Aria dolce alla Pernigotti, arrivano segnali di distensione
Rassicurazioni dal primo incontro che ha posto dinanzi i rappresentanti delle sigle sindacali e il nuovo amministratore delegato, Massimo Potenza. Malpassi: "Questo primo faccia a faccia col nuovo amministratore lancia segnali rassicuranti"
Rassicurazioni dal primo incontro che ha posto dinanzi i rappresentanti delle sigle sindacali e il nuovo amministratore delegato, Massimo Potenza. Malpassi: "Questo primo faccia a faccia col nuovo amministratore lancia segnali rassicuranti"
NOVI LIGURE – Segnali distensivi tra Pernigotti e sindacati. Si è svolto venerdì sorso nella sede della Confindustria di Alessandria, il primo incontro che ha posto dinanzi i rappresentanti di Flai-Cgil, Fai-Cisl e Uila-Uil (rispettivamente Marco Malpassi, Enzo Medicina e Tiziano Crocco) col nuovo amministratore delegato, Massimo Potenza, scelto dal Gruppo Toksoz, nuovo proprietario del marchio.

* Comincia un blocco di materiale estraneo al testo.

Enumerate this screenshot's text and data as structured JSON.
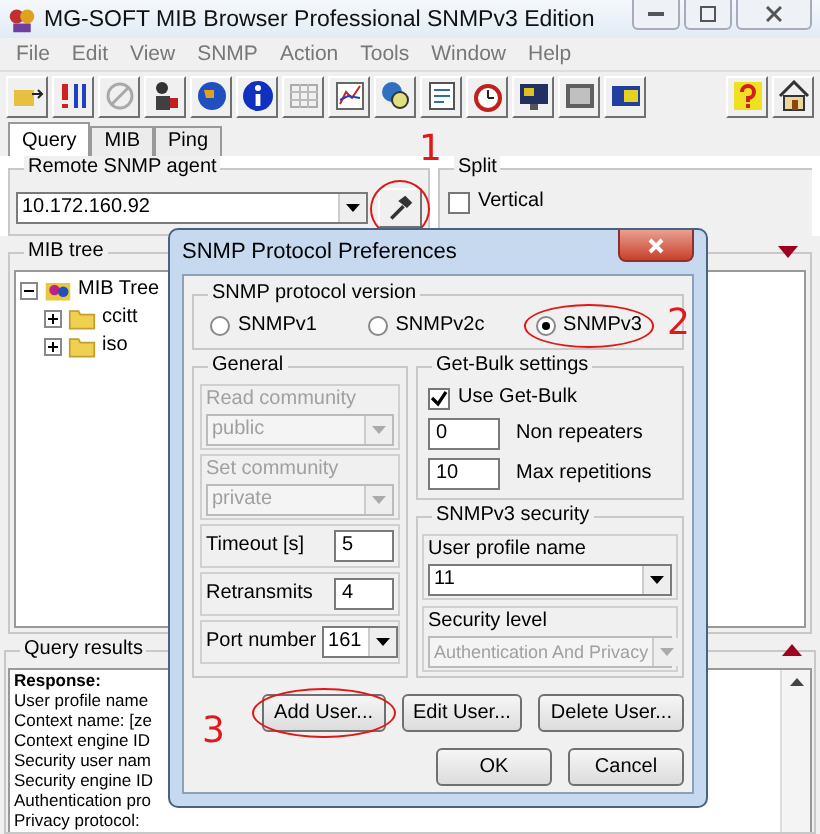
{
  "window": {
    "title": "MG-SOFT MIB Browser Professional SNMPv3 Edition"
  },
  "menu": [
    "File",
    "Edit",
    "View",
    "SNMP",
    "Action",
    "Tools",
    "Window",
    "Help"
  ],
  "tabs": [
    {
      "label": "Query",
      "selected": true
    },
    {
      "label": "MIB",
      "selected": false
    },
    {
      "label": "Ping",
      "selected": false
    }
  ],
  "remote_agent": {
    "label": "Remote SNMP agent",
    "value": "10.172.160.92",
    "split_label": "Split",
    "vertical": {
      "label": "Vertical",
      "checked": false
    }
  },
  "mib_tree": {
    "label": "MIB tree",
    "items": [
      {
        "label": "MIB Tree",
        "expanded": true,
        "children": [
          {
            "label": "ccitt",
            "expanded": false
          },
          {
            "label": "iso",
            "expanded": false
          }
        ]
      }
    ]
  },
  "query_results": {
    "label": "Query results",
    "lines": [
      "Response:",
      "User profile name",
      "Context name: [ze",
      "Context engine ID",
      "Security user nam",
      "Security engine ID",
      "Authentication pro",
      "Privacy protocol: "
    ]
  },
  "dialog": {
    "title": "SNMP Protocol Preferences",
    "version": {
      "label": "SNMP protocol version",
      "options": [
        {
          "label": "SNMPv1",
          "selected": false
        },
        {
          "label": "SNMPv2c",
          "selected": false
        },
        {
          "label": "SNMPv3",
          "selected": true
        }
      ]
    },
    "general": {
      "label": "General",
      "fields": [
        {
          "kind": "stacked-combo",
          "label": "Read community",
          "value": "public",
          "disabled": true
        },
        {
          "kind": "stacked-combo",
          "label": "Set community",
          "value": "private",
          "disabled": true
        },
        {
          "kind": "inline-text",
          "label": "Timeout [s]",
          "value": "5",
          "disabled": false
        },
        {
          "kind": "inline-text",
          "label": "Retransmits",
          "value": "4",
          "disabled": false
        },
        {
          "kind": "inline-combo",
          "label": "Port number",
          "value": "161",
          "disabled": false
        }
      ]
    },
    "get_bulk": {
      "label": "Get-Bulk settings",
      "use": {
        "label": "Use Get-Bulk",
        "checked": true
      },
      "fields": [
        {
          "value": "0",
          "label": "Non repeaters"
        },
        {
          "value": "10",
          "label": "Max repetitions"
        }
      ]
    },
    "security": {
      "label": "SNMPv3 security",
      "profile": {
        "label": "User profile name",
        "value": "11"
      },
      "level": {
        "label": "Security level",
        "value": "Authentication And Privacy",
        "disabled": true
      }
    },
    "user_buttons": [
      "Add User...",
      "Edit User...",
      "Delete User..."
    ],
    "action_buttons": [
      "OK",
      "Cancel"
    ]
  },
  "annotations": [
    {
      "label": "1"
    },
    {
      "label": "2"
    },
    {
      "label": "3"
    }
  ]
}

“Non si è trattato della presentazione del piano industriale come auspicavamo – dice Malpassi – tuttavia questo primo faccia a faccia col nuovo amministratore, proveniente dal prestigioso marchio “Barilla”, lancia segnali rassicuranti. Potenza ci ha presentato le intenzioni industriali del nuovo gruppo turco per i prossimi anni.

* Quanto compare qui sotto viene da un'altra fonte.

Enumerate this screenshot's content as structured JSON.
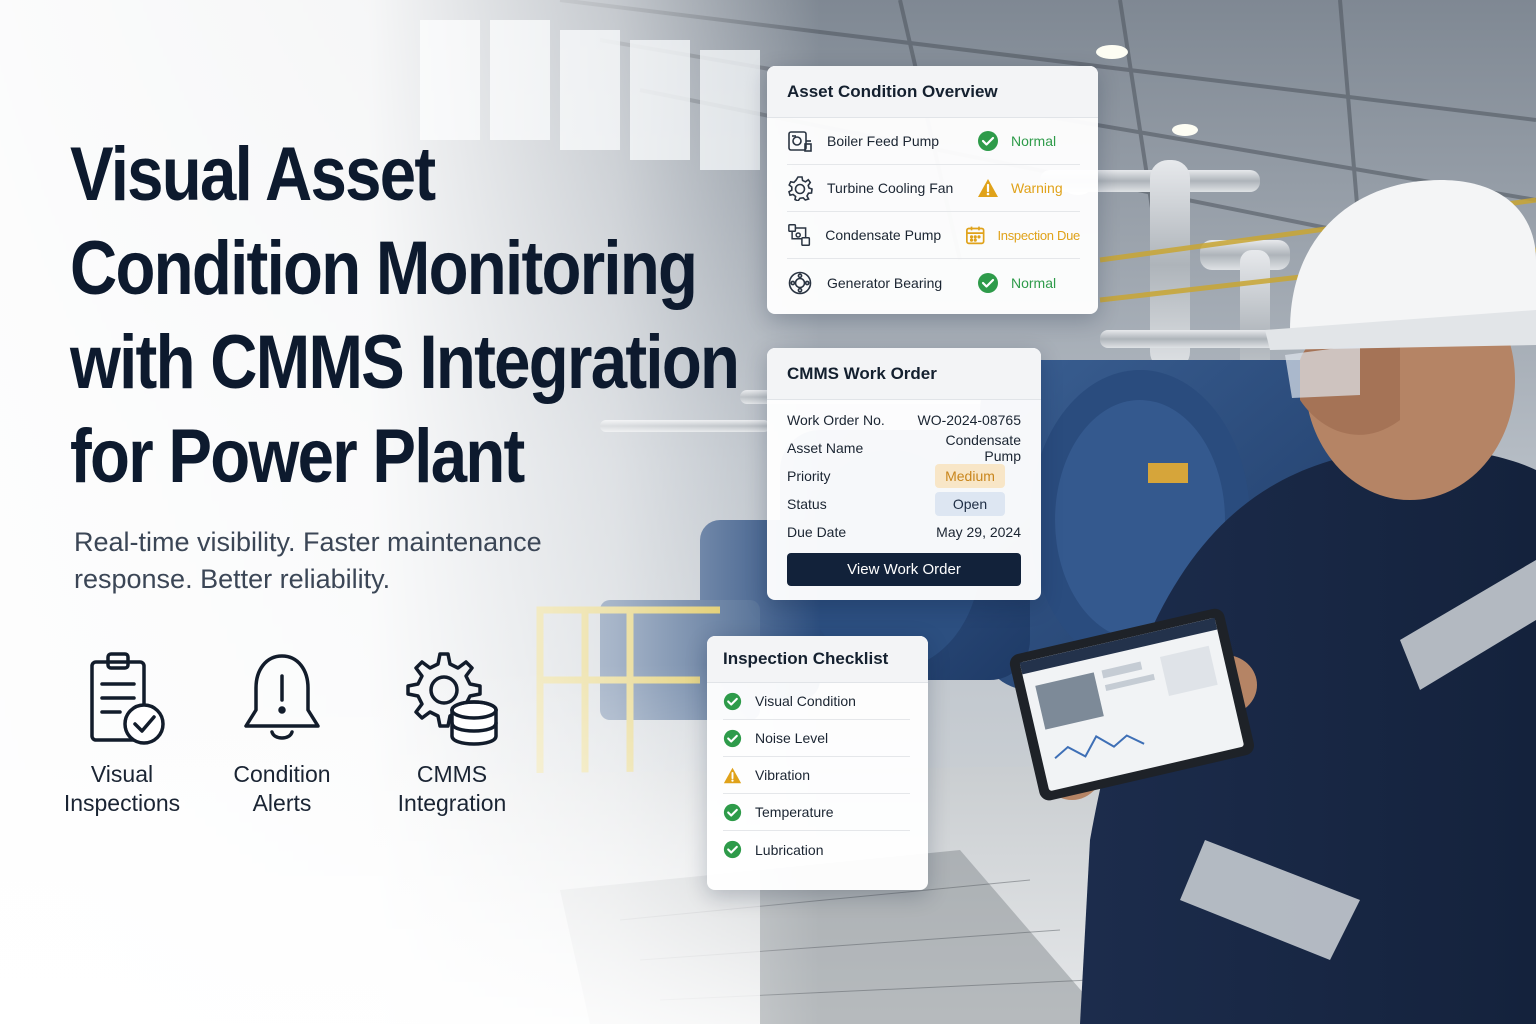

Viene confermata la qualità di nuovi prodotti che saranno lanciati sul mercato internazionale dal 2015, in particolare quelli asiatico e statunitense. In questa fase la Pernigotti si deve riproporre sulla rete di distribuzione puntando proprio sulle materie prime e sulla qualità. Quindi sul lavoro. C’è l’intenzione di mantenere l’importazione vecchia e l’utilizzo sistematico dei lavoratori stagionali, come avvenuto negli anni passati che alla Pernigotti sono circa un centinaio. Considerate la ambizioni della proprietà, il sindacato misurerà sui fatti le intenzioni”.